What

The Brunel Museum is in an old engine house above the Thames Tunnel in Rotherhithe, south-east London. The 1843 tunnel, which was one of Isambard Kingdom Brunel’s first engineering projects, is thought to be the first constructed under a navigable river. The site is a Scheduled Ancient Monument and an International Landmark Site.

Opened

2000.

Collection

The museum celebrates Brunel’s work with an exhibition that looks at the tunnel as the birthplace of the tube system. There are paintings, engravings and models explaining how the engineering feat was achieved.

Help at hand

About 20 volunteers and three part-time paid staff.

Highlights

“As the birthplace of mass urban transport and the modern city, the site itself is one of the most important in engineering history,” says Robert Hulse, the museum’s director.

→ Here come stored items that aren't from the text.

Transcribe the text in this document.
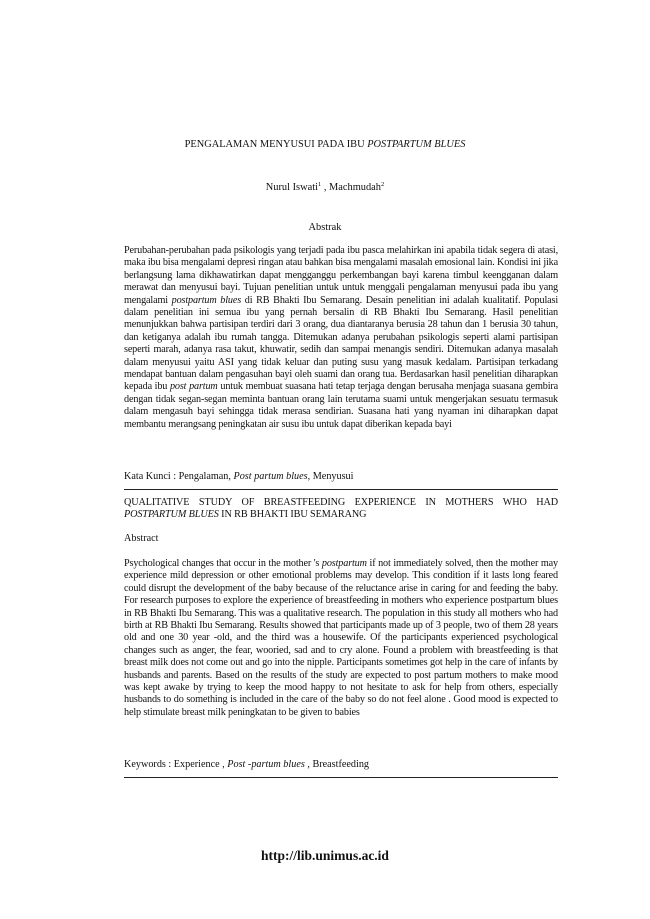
PENGALAMAN MENYUSUI PADA IBU POSTPARTUM BLUES
Nurul Iswati$^1$ , Machmudah$^2$
Abstrak
Perubahan-perubahan pada psikologis yang terjadi pada ibu pasca melahirkan ini apabila tidak segera di atasi, maka ibu bisa mengalami depresi ringan atau bahkan bisa mengalami masalah emosional lain. Kondisi ini jika berlangsung lama dikhawatirkan dapat mengganggu perkembangan bayi karena timbul keengganan dalam merawat dan menyusui bayi. Tujuan penelitian untuk untuk menggali pengalaman menyusui pada ibu yang mengalami postpartum blues di RB Bhakti Ibu Semarang. Desain penelitian ini adalah kualitatif. Populasi dalam penelitian ini semua ibu yang pernah bersalin di RB Bhakti Ibu Semarang. Hasil penelitian menunjukkan bahwa partisipan terdiri dari 3 orang, dua diantaranya berusia 28 tahun dan 1 berusia 30 tahun, dan ketiganya adalah ibu rumah tangga. Ditemukan adanya perubahan psikologis seperti alami partisipan seperti marah, adanya rasa takut, khuwatir, sedih dan sampai menangis sendiri. Ditemukan adanya masalah dalam menyusui yaitu ASI yang tidak keluar dan puting susu yang masuk kedalam. Partisipan terkadang mendapat bantuan dalam pengasuhan bayi oleh suami dan orang tua. Berdasarkan hasil penelitian diharapkan kepada ibu post partum untuk membuat suasana hati tetap terjaga dengan berusaha menjaga suasana gembira dengan tidak segan-segan meminta bantuan orang lain terutama suami untuk mengerjakan sesuatu termasuk dalam mengasuh bayi sehingga tidak merasa sendirian. Suasana hati yang nyaman ini diharapkan dapat membantu merangsang peningkatan air susu ibu untuk dapat diberikan kepada bayi
Kata Kunci : Pengalaman, Post partum blues, Menyusui
QUALITATIVE STUDY OF BREASTFEEDING EXPERIENCE IN MOTHERS WHO HAD POSTPARTUM BLUES IN RB BHAKTI IBU SEMARANG
Abstract
Psychological changes that occur in the mother 's postpartum if not immediately solved, then the mother may experience mild depression or other emotional problems may develop. This condition if it lasts long feared could disrupt the development of the baby because of the reluctance arise in caring for and feeding the baby. For research purposes to explore the experience of breastfeeding in mothers who experience postpartum blues in RB Bhakti Ibu Semarang. This was a qualitative research. The population in this study all mothers who had birth at RB Bhakti Ibu Semarang. Results showed that participants made up of 3 people, two of them 28 years old and one 30 year -old, and the third was a housewife. Of the participants experienced psychological changes such as anger, the fear, wooried, sad and to cry alone. Found a problem with breastfeeding is that breast milk does not come out and go into the nipple. Participants sometimes got help in the care of infants by husbands and parents. Based on the results of the study are expected to post partum mothers to make mood was kept awake by trying to keep the mood happy to not hesitate to ask for help from others, especially husbands to do something is included in the care of the baby so do not feel alone . Good mood is expected to help stimulate breast milk peningkatan to be given to babies
Keywords : Experience , Post -partum blues , Breastfeeding
http://lib.unimus.ac.id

Visitors can descend into the chamber created by Brunel as part of the tunnel. There is a pop-up cocktail bar on the roof gardens above the tunnel, which began as part of Culture24’s Museums At Night festival and has become a weekly event.

Budget

Income comes from admission fees (£3 adults) and special events including concerts, lectures and guided walks around Embankment and Bermondsey. Small grants are awarded for projects like the summer play scheme. In 2004 the museum received a grant of £50,000 from the Heritage Lottery Fund to devise education and outreach programmes.

Visitors


25,000 a year.

Sticky moment


“In 2008 they closed the East London Line, which made it very difficult for people to get to the museum so visitor numbers went down,” Hulse says. “To make sure people still came to the museum, we started collecting them from the second nearest station, Bermondsey. People really enjoyed the walks and we still do them now. The challenge became an opportunity.”

Survival tip


“Try to find ways to appeal to a wider audience,” Hulse says. “Some of our extensions, like the pop-up cocktail bar, have meant that as well as engineering enthusiasts we also have more visitors.”

Future plans


The museum has been awarded a grant of around £25,000 to restore a full entrance and permanent stairway into the tunnel shaft for the first time in 145 years. Work will begin in the summer. “This is hugely exciting as we have been wanting to do this for a long time,” Hulse says.